A good overall IT demand environment and strong execution contributed to record Q3 sales and double-digit non-GAAP earnings growth says distributor Tech Data. 
CEO Bob Dutkowsky (above): “In Q3, our market focused teams responded to robust demand for PC in both regions and mobility products in Europe. Our operational focus drove good margin and expense management, resulting in excellent operating leverage. Our expansion in Europe has been at a quicker pace than anticipated this year.”
Tech Data third quarter worldwide net sales increased 6% year-over-year to $6.8bn, driven by solid demand and strong execution in both regions, he says. Excluding the negative impact of the weakening of certain foreign currencies against the dollar, net sales increased approximately 9% over the previous Q3.
European regions net sales reached a Q3 record $4.1bn, an increase from the prior year of 8% U.S. dollars and 13% in euros. “This top line performance exceeded our expectations and reflects our teams’ ability to respond effectively to a stable and generally improved IT demand environment across most of the region. All but one of our European trade regions posted solid year-over-year growth with France, the Nordics, Iberia, Italy and Switzerland delivering double-digit sales improvement. At a product level, the European regions’ growth was fueled by continued strong demand for PCs and mobile products, offset by weaker demand for data centre products. The first nine months of fiscal ’15, our European regions’ sales grew 10% to $12.5 billion, an increase of 8% in euros.”
Worldwide gross profit grew to $335 million in Q3, resulting in gross margin of 4.95% compared to 5.12% in the prior year quarter. The year-over-year decrease in gross margin percentage is primarily attributable to the changes in customer and product mix, including higher sales of lower margin products, namely PCs in both regions, and mobility products in Europe compared to the prior year quarter. For the first nine months, worldwide gross profit grew approximately 6% to approximately $1 billion with a gross margin of 5.03% compared to 5.12% during the prior year period
Looking forward he says there will be opportunity to sell replacement servers, just like-for-like, industry standard to industry standard servers, “maybe with a little bit more horsepower, more modernized engines inside; but there will also be an opportunity to look at consolidating servers, sell larger servers with more virtualisation”.

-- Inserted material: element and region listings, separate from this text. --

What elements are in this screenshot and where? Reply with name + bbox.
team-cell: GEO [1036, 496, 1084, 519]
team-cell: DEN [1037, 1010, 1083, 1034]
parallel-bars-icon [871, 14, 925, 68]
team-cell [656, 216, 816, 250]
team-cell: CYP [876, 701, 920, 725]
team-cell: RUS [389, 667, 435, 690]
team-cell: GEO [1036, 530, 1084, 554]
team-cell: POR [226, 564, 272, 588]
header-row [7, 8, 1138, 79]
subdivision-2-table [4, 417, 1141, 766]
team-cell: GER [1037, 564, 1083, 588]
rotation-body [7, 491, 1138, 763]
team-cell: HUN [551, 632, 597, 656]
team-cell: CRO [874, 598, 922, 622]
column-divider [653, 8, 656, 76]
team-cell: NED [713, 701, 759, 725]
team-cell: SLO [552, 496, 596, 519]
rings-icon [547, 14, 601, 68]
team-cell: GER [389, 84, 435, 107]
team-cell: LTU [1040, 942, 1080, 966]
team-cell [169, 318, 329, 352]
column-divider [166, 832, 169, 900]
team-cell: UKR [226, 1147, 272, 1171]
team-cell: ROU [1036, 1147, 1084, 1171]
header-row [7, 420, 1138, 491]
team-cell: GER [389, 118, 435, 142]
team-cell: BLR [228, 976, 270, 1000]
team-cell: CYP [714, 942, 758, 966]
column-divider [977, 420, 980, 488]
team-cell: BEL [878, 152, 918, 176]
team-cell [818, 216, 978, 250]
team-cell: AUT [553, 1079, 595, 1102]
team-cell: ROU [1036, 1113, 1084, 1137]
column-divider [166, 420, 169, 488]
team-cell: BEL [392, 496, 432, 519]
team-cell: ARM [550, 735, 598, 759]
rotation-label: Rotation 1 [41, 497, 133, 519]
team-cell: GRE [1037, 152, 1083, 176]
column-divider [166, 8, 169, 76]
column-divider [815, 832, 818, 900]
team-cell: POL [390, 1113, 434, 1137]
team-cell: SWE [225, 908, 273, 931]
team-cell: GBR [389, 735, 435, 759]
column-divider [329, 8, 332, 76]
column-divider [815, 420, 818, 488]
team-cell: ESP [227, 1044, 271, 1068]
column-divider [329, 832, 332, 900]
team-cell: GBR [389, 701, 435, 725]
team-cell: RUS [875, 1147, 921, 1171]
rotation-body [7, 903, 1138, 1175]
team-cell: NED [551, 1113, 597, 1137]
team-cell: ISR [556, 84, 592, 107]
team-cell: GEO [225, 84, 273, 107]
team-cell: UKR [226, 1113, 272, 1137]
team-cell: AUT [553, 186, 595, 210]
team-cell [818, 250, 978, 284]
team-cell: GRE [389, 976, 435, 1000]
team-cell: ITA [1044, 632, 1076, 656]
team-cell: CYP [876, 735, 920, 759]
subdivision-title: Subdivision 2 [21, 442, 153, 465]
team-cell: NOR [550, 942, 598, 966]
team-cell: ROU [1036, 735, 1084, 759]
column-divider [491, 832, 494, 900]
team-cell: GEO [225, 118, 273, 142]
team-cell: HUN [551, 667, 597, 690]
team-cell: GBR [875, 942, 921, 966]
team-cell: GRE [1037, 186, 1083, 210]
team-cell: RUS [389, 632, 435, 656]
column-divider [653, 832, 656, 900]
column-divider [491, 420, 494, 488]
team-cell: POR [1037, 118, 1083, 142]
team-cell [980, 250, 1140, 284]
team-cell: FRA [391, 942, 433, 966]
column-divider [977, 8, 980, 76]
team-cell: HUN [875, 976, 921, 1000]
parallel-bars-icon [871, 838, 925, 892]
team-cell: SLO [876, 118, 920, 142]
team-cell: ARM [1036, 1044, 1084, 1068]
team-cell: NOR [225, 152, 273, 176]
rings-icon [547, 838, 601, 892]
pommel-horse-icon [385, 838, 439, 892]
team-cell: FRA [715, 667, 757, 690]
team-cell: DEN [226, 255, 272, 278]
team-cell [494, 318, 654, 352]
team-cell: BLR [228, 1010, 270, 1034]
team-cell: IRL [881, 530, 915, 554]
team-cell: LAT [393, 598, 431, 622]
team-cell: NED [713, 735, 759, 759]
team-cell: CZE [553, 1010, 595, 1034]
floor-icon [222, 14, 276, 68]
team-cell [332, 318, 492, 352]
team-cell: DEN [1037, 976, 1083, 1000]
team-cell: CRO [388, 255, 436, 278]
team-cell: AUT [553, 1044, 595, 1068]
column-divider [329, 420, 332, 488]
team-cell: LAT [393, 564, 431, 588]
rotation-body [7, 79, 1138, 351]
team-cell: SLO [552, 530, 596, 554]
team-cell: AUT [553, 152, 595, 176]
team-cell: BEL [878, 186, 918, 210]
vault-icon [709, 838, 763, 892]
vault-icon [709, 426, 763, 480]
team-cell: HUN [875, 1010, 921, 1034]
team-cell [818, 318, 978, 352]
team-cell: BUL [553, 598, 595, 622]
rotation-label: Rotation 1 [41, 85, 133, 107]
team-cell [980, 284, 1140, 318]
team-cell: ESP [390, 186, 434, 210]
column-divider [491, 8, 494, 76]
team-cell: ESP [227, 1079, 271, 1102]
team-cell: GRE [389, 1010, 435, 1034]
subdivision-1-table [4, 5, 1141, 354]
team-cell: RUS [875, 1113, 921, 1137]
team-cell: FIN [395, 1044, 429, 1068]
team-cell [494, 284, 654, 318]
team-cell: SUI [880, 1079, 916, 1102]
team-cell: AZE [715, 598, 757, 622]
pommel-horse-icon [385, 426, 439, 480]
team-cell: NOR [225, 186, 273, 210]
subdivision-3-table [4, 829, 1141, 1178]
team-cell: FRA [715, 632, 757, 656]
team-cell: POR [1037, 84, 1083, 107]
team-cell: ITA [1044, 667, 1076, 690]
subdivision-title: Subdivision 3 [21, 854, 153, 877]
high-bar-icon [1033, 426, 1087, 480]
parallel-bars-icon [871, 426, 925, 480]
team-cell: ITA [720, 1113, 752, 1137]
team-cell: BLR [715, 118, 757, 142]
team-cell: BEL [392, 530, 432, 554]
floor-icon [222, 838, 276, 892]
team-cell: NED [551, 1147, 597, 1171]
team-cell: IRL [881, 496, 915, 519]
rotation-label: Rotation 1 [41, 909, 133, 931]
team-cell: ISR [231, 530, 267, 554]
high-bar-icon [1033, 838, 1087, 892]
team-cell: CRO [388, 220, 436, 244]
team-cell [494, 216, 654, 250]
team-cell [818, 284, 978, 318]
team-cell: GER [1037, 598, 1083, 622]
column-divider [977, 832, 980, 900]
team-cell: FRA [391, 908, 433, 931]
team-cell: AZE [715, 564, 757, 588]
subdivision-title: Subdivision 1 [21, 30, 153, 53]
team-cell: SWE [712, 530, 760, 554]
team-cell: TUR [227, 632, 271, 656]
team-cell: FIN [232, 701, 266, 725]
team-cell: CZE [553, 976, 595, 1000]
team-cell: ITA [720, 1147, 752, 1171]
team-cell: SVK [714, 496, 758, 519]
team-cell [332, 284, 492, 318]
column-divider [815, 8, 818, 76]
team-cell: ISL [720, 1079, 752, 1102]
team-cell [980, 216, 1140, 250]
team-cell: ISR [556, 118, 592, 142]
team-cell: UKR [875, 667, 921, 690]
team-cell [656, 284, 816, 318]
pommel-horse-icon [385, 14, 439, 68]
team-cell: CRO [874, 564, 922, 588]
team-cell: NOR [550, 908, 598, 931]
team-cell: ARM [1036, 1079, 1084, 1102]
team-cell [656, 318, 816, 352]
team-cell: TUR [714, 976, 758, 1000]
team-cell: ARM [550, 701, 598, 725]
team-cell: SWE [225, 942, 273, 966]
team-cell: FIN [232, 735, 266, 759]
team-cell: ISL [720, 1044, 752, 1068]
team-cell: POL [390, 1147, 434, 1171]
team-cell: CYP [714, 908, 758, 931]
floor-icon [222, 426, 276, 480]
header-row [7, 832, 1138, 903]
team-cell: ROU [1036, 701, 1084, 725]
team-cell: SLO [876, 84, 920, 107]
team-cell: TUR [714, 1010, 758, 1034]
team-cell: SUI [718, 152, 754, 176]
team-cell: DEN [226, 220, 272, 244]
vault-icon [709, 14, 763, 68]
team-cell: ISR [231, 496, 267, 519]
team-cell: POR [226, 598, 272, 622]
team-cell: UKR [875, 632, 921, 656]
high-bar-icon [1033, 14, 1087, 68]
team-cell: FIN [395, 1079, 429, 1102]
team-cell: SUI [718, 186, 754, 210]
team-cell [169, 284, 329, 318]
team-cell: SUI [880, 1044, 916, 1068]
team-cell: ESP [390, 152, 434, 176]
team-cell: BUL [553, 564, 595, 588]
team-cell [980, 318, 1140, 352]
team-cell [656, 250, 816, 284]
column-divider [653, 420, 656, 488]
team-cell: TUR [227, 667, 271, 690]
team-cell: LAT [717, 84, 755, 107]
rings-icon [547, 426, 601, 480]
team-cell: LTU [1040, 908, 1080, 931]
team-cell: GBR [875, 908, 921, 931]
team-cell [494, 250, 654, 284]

“That says there’s more software opportunity for Tech Data, there’s more configuration opportunities for Tech Data. So it’s going to play out in lots of different ways, depending on the environment and the arena, and we’re active in all fronts to make sure that we take advantage of the opportunity next year.”
The European data centre business was down year-over-year, while American data centre business was up year-over-year. “That breaks a trend over the last few quarters where Europe was leading the data centre performance inside Tech Data, so I don’t think that that’s reflective of Tech Data’s performance in the data centre. I think that’s more reflective of the demand in the European data centre space, and if you listen to the results of the vast majority of our vendor partners as they reported their results, server and storage and networking partners in particular, they talked about softness in the European data centre market.”
“An upside for our model is in the cloud, as literally tens of thousands of resellers need a pathway to the cloud and the vendors don’t know how to get them there. That will be our job and our opportunity. Clearly the Internet of Things represents an explosion of new devices, and all of those devices are going to put pressure on networks and the data centres of the world, so more servers, more storage, more networking. Lastly, to make all of that be secure, there will be a whole new set of vendors and new sets of technology that will focus on security, so those are three areas that we have a strong presence in,” he concluded.